Characterizing skin mucus barrier properties of Atlantic salmon by the use of multiple particle tracking

Due to the increasing demand of fish as a source of protein worldwide, commercial aquaculture is rapidly expanding. Farmed fish are however exposed to stressful situations, and bacterial infections represent a significant problem. As antimicrobial treatments are not considered a sustainable alternative of treatment, it is imperative to develop new preventative practices. The mucus layer that cover fish integument represents the first line of defence against pathogen invasion, and knowledge of its barrier properties is considered to be of great importance in the attempt to develop such preventative practices. This thesis investigates the barricading properties of germ free and conventional raised Atlantic salmon fry through multiple particle tracking of particles and bacteria in ex vivo and in vitro mucus models.
To examine mucus adhesive and viscoelastic properties at bacterial length scales the barrier properties of germ free and conventional raised fish skin mucus to particle transport were investigated. The significance of surface chemistry on particle diffusion was explored by using negatively charged carboxylated nanoparticles and PEGylated nanoparticles of the same size (1µm). Particle transport was found to be significantly dependent on surface charge, with PEGylated particles showing less restricted mobility on both germ free and conventional raised fish skin mucus. Further, the PEGylated particles did not exhibit mobility-patterns corresponding to that of Brownian motion, indicating that bacterial mobility was likely to be restricted by both charge interactions and physical obstruction by the mucus mesh.
Germ free and conventional raised fish were incubated for 24 hours and 72 hours to examine bacterial movements and determine how prolonged incubation time affected mucosal barrier properties. Bacterial mobility was found to be severely restricted in both germ free and conventional raised fish after 24 hours of incubation compared to their mobility in tryptic soy broth, reflecting mucosal barricading properties to bacteria. Further, the bacteria were found to have increased mobility on germ free and conventional raised fish after 72 hours of incubation, indicating a reduction in mucus viscosity. Z-stack analysis further showed an increased mean distance between the bacteria and the fish skin, suggesting an increase in mucus volume. Bacteria on germ free fish was found to have less restricted mobility at both incubation time-points, compared to the conventional raised fish, indicating that mucus commensal bacteria influence mucus barrier properties.
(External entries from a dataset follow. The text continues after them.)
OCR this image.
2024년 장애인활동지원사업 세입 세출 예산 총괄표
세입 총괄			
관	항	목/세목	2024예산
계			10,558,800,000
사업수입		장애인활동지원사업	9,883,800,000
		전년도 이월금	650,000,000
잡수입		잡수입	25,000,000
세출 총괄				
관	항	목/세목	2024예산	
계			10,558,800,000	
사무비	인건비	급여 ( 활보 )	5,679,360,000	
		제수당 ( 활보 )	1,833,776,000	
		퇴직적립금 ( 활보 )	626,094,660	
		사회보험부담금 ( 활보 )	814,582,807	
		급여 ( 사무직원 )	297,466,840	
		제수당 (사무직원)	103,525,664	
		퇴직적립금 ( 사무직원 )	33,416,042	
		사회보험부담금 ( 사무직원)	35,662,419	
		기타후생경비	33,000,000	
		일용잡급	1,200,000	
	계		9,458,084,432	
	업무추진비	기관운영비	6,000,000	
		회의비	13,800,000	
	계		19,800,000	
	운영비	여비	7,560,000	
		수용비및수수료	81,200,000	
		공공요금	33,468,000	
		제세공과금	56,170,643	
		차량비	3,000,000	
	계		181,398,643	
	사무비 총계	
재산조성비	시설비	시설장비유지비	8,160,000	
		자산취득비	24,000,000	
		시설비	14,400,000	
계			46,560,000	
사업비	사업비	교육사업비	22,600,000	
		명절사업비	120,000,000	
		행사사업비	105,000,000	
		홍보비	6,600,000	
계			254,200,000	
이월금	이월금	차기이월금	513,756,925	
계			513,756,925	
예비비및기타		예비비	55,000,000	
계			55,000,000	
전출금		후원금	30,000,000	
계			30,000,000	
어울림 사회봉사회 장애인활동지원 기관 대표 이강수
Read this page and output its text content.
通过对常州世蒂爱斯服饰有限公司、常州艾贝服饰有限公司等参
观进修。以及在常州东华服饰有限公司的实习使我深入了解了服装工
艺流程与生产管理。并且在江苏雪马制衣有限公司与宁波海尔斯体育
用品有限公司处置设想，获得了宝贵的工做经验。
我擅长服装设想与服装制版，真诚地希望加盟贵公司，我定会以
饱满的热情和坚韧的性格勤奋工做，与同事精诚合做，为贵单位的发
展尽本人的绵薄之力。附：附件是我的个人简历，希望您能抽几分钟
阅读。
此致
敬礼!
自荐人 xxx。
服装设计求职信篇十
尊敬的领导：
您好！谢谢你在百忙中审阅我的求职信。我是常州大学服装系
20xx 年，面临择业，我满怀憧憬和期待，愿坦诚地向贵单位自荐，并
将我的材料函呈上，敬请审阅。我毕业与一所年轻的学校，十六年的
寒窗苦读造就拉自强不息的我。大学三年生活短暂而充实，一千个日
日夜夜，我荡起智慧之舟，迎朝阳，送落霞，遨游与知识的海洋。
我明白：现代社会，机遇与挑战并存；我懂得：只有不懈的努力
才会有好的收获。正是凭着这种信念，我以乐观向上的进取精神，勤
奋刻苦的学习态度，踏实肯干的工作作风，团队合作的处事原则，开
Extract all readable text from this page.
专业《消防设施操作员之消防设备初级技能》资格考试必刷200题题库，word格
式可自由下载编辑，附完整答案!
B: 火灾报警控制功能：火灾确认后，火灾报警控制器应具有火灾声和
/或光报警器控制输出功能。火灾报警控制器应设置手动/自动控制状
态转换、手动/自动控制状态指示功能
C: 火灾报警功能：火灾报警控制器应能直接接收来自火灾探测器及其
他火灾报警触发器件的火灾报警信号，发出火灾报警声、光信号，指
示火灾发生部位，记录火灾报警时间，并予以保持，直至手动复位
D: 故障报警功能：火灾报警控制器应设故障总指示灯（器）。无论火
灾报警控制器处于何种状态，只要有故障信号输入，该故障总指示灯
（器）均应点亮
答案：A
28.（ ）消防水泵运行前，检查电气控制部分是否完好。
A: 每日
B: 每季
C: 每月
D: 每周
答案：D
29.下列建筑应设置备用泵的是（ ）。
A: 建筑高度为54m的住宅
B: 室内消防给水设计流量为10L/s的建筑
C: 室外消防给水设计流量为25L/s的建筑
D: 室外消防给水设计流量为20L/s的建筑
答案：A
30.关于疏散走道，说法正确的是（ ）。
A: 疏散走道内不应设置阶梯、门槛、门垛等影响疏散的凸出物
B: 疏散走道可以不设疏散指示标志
Bacteria and particles were also tracked in vitro in collected mucus secretions from conventional raised and germ free fish, to examine how it resembled mucus properties found through the ex vivo tracking. Particle tracking revealed that the collected mucus samples were generally of a less viscous character than in the ex vivo tracking`s. The in vitro tracking in collected mucus from germ free fish was found to be more similar with the ex vivo tracking on germ free fish skin mucus, compared to the conventional raised in vitro and ex vivo tracking’s. In vitro bacterial tracking’s revealed the same trend. Tracking`s conducted on collected mucus from germ free fish was found to have similar barricading properties as the ex vivo tracking`s on germ free fish incubated for 72 hours indicated. These observations further confirmed the reduced viscosity of germ fry mucus, and are indicative of reduced barrier properties in the germ free fish.